The Clock Keeper and Clock details

Bill Smith has been Clock Keeper at St Barnabas since 1983 (when he took over on the death of Harold Olding who was Clock Keeper for about the previous ten years). Bill has three assistants – John Branson, Brian Pancott and Richard Sopp – who work a rota to ensure the clock is wound every Saturday. This is a rather physical procedure that needs 36 turns of a large winding handle for the ‘going train’ (which drives the hands) and 180 turns for the ‘striking train’ (which makes the clock strike every hour).

The TURRET CLOCK in the church tower

The clock was made by Gillett & Johnston Ltd of Croydon; the date on the cast frame is 1877. Gillett & Johnston are still in business and currently provide routine maintenance of the clock.

Screwed to the frame is a plate inscribed with the name James Padbury, Bishop’s Waltham – probably the installer.
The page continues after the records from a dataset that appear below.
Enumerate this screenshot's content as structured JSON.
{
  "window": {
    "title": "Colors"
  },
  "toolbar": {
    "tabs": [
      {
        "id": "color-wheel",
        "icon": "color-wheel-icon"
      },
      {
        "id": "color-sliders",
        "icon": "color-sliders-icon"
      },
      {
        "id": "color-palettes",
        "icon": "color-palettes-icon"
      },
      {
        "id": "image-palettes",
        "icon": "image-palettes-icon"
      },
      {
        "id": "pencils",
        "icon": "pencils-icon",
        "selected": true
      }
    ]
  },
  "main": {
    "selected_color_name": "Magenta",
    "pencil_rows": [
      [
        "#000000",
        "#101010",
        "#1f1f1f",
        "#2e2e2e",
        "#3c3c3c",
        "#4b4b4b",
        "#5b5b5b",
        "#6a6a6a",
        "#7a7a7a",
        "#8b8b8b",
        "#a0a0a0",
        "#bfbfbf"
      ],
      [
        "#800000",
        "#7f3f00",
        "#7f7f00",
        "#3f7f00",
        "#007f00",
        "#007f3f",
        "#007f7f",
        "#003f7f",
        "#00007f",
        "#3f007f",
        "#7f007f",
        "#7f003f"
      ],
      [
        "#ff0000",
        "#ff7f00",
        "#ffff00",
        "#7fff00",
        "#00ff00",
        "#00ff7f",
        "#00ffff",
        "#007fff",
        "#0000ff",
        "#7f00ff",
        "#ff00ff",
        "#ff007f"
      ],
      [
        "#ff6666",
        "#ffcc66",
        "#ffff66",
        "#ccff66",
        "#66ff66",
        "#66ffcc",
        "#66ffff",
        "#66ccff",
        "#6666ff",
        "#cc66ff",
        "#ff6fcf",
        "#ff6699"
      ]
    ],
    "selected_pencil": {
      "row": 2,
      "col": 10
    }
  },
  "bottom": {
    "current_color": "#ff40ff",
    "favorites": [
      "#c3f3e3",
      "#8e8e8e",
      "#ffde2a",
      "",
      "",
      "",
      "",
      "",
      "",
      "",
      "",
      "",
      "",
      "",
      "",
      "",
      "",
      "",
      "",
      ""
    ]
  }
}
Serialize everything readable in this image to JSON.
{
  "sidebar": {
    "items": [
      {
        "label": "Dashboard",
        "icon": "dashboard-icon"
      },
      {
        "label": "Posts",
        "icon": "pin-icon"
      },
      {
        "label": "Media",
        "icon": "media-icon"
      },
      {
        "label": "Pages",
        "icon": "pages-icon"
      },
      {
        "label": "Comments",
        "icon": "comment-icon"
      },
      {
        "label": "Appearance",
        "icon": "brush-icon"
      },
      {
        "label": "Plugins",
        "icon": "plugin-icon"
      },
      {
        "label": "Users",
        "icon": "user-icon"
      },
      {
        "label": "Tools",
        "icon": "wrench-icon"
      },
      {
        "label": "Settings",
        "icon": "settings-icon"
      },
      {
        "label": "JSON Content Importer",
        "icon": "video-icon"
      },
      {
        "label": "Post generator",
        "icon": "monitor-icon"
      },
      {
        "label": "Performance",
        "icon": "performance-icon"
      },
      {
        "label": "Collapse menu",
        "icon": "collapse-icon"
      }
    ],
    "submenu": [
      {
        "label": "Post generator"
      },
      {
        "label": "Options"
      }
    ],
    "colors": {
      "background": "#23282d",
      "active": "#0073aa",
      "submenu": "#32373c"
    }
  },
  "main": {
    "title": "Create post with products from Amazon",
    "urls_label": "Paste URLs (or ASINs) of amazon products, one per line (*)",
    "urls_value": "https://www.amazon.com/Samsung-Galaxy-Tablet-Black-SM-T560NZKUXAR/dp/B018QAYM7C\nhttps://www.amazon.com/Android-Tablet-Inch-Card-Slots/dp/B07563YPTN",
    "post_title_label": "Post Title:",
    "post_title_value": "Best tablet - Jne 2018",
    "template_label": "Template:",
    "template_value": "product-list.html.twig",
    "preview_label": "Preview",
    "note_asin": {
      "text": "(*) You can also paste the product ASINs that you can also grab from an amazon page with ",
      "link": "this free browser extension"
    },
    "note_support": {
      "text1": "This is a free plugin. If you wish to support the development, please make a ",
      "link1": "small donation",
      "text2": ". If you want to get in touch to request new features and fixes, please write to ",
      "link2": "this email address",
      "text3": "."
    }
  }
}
For those interested in the technicalities:

Nominally an eight-day clock, it has a flat-bed two-train movement mounted on cast iron brackets set into the wall of the clock chamber in the church tower. It has a going train and a striking train, both powered by weights which are manually wound every Saturday.


The going train, which weighs about two hundredweight, requires 36 turns of the winding handle to raise it fully; the striking train, weighing in at about 31/4 hundredweight, needs 180 turns. A maintaining power device is used to keep the clock running while it is being wound: a small weight on a lever which is raised and engaged with the mechanism to maintain power to the going train.

The clock has a Lord Grimthorpe double-three-legged gravity escapement and a pendulum which, at 14 feet, is unusually long, with a two-second period.

 

 

 

 

 

The pendulum is hung on a separate cast iron bracket fixed to the wall above the clock movement. A small screw-adjustable weight on the bottom of the pendulum allows the clock’s timing to be altered. Adjustment of this weight, up or down, effectively alters the length of the pendulum and hence the period of oscillation.

The hands are adjusted by means of a nut on the shaft that drives the leading-off rod. This nut has to be unlocked to disconnect the clock from the hands – which allows the leading-off rod to be moved manually.